|directed by James Toback|
Mike Tyson isn't a difficult guy to figure out--or, at least, he doesn't think he is anymore. Given the opportunity to wax nostalgic for the entirety of James Toback's documentary Tyson, the former champ indulges in a series of anecdotes taking us through his training under Cus D'Amato, his rape conviction, and the infamous "Bite Fight," concluding that it could all be traced back to his bullied childhood. From there, it becomes easier to understand that everything in his life--from his demeanour in the ring to his hunger for sexual conquest--was dictated by a desire to push himself to the edge, something he did for the better part of twenty-five years until inevitably losing the eye of the tiger. ("Old too soon, smart too late," Tyson states in a chillingly matter-of-fact manner.) But for all his exorcised demons, he carries with him a great deal of bitterness and obliviousness. Regarding the "ten or twenty million" he won in a hundred-million dollar lawsuit against Don King as "some small amount," Tyson clearly maintains the perhaps-unavoidable, unshakeable detachment from reality attendant to living a superstar's lifestyle. As obvious as Tyson may seem, there's a fascinating conundrum to be found in its subject's recitation of the most famous lines from "The Ballad of Reading Gaol," which invites questions as to how and when he was hit by the epiphanies repeated herein--and what, precisely, he's still missing to complete that sense of self-awareness.

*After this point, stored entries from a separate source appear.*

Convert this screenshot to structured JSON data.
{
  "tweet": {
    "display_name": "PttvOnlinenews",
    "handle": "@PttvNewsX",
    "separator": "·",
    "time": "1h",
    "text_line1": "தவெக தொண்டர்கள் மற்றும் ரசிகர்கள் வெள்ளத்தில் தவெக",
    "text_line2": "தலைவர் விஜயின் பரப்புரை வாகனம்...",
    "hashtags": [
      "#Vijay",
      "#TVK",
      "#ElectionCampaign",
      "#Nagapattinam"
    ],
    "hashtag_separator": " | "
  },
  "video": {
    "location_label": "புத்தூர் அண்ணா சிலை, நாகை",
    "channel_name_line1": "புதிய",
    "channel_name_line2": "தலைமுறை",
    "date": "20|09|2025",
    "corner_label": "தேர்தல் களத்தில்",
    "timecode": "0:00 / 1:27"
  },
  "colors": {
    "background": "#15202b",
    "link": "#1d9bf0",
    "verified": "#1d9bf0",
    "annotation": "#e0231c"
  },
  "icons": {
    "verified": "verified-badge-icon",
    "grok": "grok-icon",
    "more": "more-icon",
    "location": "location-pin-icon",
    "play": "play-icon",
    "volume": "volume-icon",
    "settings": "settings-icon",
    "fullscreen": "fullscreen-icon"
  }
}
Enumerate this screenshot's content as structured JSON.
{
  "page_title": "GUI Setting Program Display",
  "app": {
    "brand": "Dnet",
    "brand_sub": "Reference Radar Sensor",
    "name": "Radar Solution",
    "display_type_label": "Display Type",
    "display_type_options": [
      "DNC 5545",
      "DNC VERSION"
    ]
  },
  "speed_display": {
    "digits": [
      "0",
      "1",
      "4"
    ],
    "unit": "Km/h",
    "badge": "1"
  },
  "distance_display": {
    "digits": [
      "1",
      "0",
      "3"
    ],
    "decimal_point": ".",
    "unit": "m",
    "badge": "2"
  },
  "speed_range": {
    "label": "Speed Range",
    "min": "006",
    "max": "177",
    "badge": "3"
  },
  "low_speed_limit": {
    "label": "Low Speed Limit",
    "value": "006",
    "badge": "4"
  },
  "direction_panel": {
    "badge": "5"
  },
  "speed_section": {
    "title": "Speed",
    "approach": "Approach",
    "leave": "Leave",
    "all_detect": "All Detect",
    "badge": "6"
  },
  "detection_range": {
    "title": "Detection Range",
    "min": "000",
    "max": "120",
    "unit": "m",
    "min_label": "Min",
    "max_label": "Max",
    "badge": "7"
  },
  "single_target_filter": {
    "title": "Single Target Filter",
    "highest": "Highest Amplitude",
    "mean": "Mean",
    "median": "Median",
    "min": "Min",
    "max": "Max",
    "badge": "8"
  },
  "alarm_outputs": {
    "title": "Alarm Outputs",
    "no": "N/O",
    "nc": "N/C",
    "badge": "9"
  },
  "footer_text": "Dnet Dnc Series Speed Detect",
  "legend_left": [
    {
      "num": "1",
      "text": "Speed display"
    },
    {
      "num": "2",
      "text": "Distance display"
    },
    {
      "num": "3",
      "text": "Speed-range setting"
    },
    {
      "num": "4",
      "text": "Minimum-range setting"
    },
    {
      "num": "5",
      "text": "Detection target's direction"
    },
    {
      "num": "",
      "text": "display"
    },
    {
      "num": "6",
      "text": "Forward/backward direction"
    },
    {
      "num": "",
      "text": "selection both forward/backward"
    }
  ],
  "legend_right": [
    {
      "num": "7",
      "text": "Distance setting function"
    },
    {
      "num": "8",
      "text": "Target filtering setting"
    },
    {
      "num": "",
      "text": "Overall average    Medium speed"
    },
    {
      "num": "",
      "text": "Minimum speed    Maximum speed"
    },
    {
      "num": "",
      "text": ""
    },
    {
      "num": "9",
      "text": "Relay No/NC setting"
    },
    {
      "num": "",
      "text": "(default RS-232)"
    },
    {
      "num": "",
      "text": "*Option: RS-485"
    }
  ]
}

Because this man fits so comfortably within Toback's autobiographical pantheon of poetic brutes leading double lives, one gets the distinct feeling that the filmmaker has attempted to fill in any thematic gaps with expressions of his own auteurism. Backed by a cacophony of conflicting, overlapping voices (Tyson's own), the shifting-split-screen aesthetic occasionally draws insight into how the boxer's whirlwind existence has affected his mind, yet as a drum beaten relentlessly, it more often suggests a conscious link back to Black and White (Toback's first narrative film to feature Tyson) than a visual representation Tyson's duplicitous or schizophrenic tendencies. As such, Tyson's number one problem is that it fancies itself as not so much a genuine portrait of its subject as a general dissertation on the follies of life. Make no mistake that the hour-and-a-half we spend with this man is an engaging one--particularly considering that the most stinging indictments of character come from Tyson himself, whether he realizes it or not. Ultimately, Tyson is just a little too comfortable with leaving us the simple platitude that choices are made and every decision has a consequence.-IP
May 10, 2009|I was largely oblivious of this man, who had somehow slipped beneath my radar until editor Bill kindly offered me a comprehensive crash-course in preparation for Tyson. But my reactions to the films of James Toback were perhaps easy to predict. His wonderful hyphenate debut, 1978's Fingers, knocked me on my ass with astonishing ease, and I quickly recognized the familiar tropes that have been dissected by countless critics over the course of Toback's storied career: mothers, black culture, double lives, three-way orgies... When we finally met at Boston's Liberty Hotel, Mr. Toback answered my questions in lengthy, lecturing paragraphs about how his second documentary in twenty years in some sense deals with how much of himself he sees in the ex-heavyweight champ--a point made clear long before he ever vocalized it outright. I suppose the same could be said for the rest of his work: an overwhelming percentage of what he has to say in Tyson can be traced back to the major themes of his first credited screenplay, The Gambler. From the way the conversation shifted in tone when I started talking about Tyson through the prism of his other films, I think Toback was pulling rank as a self-conscious auteur. Recognizing me as a young turk who had done his homework (and a stringent believer in the auteur theory to boot), he switched from his standardized patter to general philosophizing that, in its pre-emptive critical deflection, effectively rendered any real conversation moot. (Three-ways sadly went undiscussed.) As such, there's a palpable familiarity to the whole thing: his responses weren't canned, exactly, but they're definitely reflections of philosophies already laid bare on the silver screen for all to see.
FILM FREAK CENTRAL: So how are you doing?
JAMES TOBACK: Other than no cartilage in my knees, the movie's going great. I've been very pleasantly surprised by this almost unanimously great reaction. Usually my movies have separated people. There are a lot of devotees who gets excited and people who sort of can't wait for a movie of mine to come out so they can shoot arrows in my neck. And then in between a lot of people in who kind of feel ambivalent. And this movie, of all movies, I was sure would have that kind of split, and so far it's been almost like Shrek in the way it's come across. Which I can't explain, except that I think the surprise of the way Tyson comes across wins over most of the people in that group of potential antagonists, where they go expecting to feel anger and rage towards him, and they end up being, in a way, disarmed.